Wash and soak the rice in enough water for 30 minutes.
Make a bouquet gurney with cloves, cinnamon, black pepper, black cardamom and bay leaves.( tie the ingredients in a small piece of white cotton cloth )
Heat 2 tbsp oil in a pressure cooker. When the oil is hot, add cumin seeds.
Add the meat, ginger, whole garlic bulb, salt, 4 cups water and the bouquet gurney in the pressure cooker.
Pressure cook till meat is nicely done ( approx 1 whistle on high heat and then simmer the heat and cook for 10 minutes
Open the cooker once the pressure is released.
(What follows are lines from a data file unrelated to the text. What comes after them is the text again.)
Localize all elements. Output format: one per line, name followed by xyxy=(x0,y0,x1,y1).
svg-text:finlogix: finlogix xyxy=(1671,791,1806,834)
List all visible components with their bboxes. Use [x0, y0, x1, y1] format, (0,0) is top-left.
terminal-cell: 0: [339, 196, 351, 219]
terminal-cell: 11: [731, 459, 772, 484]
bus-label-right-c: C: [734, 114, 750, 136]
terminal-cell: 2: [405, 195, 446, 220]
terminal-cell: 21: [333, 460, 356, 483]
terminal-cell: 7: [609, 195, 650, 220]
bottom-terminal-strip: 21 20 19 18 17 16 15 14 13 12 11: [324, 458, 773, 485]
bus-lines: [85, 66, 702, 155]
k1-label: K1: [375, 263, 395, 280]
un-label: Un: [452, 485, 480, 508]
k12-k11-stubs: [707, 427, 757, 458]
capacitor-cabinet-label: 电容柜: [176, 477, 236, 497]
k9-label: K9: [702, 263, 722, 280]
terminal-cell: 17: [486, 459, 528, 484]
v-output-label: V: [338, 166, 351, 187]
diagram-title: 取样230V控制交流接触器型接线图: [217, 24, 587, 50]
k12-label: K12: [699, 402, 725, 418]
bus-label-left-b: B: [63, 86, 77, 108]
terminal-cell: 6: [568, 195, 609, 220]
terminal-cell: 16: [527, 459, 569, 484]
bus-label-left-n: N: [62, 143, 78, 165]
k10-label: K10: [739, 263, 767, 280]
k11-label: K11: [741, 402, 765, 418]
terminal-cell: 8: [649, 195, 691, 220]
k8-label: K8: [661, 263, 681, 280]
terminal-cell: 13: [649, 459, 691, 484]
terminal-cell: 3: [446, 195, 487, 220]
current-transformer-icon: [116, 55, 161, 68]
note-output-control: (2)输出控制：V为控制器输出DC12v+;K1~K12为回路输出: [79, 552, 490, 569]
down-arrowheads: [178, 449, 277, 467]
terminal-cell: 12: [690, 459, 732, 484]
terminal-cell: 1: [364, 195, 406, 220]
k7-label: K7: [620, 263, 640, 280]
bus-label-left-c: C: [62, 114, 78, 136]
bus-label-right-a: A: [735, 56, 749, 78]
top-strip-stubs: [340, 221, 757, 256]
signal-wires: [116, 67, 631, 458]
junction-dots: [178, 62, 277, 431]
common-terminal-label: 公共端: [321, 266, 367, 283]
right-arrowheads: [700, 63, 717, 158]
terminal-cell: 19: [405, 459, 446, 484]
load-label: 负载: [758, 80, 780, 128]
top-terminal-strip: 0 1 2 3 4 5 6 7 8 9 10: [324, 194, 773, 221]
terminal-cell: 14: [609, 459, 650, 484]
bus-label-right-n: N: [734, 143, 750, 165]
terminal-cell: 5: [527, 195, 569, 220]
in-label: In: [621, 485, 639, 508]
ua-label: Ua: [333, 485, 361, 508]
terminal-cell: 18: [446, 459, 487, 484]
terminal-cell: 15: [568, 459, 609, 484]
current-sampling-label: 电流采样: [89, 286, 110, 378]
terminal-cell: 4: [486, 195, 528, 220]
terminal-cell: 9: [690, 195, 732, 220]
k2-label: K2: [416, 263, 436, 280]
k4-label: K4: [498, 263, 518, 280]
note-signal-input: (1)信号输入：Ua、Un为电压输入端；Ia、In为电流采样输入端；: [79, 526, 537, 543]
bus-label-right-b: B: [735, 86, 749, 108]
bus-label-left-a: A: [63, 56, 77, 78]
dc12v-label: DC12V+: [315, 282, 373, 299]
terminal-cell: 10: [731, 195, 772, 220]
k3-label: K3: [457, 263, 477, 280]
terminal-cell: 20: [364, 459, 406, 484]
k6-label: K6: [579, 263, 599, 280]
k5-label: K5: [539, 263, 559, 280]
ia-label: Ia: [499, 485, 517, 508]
Check the meat for doneness and cook for some more time if required.
Squeeze the Bouquet gurney and garlic bulb to extract the maximum flavours.
Pass the meat through a strainer and reserve the yakhani ( stock ).
Fry the thinly sliced onions until golden brown.
In a large, thick bottomed pan, heat ghee. Add the meat pieces, yogurt, garam masala and little more than half of the fried onion, cook for 4-5 minutes.
Strain the rice and add it to the pan. Measure the yakhani and add water to it to make 6 cups.Add it to the pan
Add the kewda essence and salt and cover the pan with the lid tightly.
Simmer the heat to low and cook the rice till it is nicely done.
Fluff the Yakhni Pulao with a fork gently. Garnish with fried onions and mint leaves.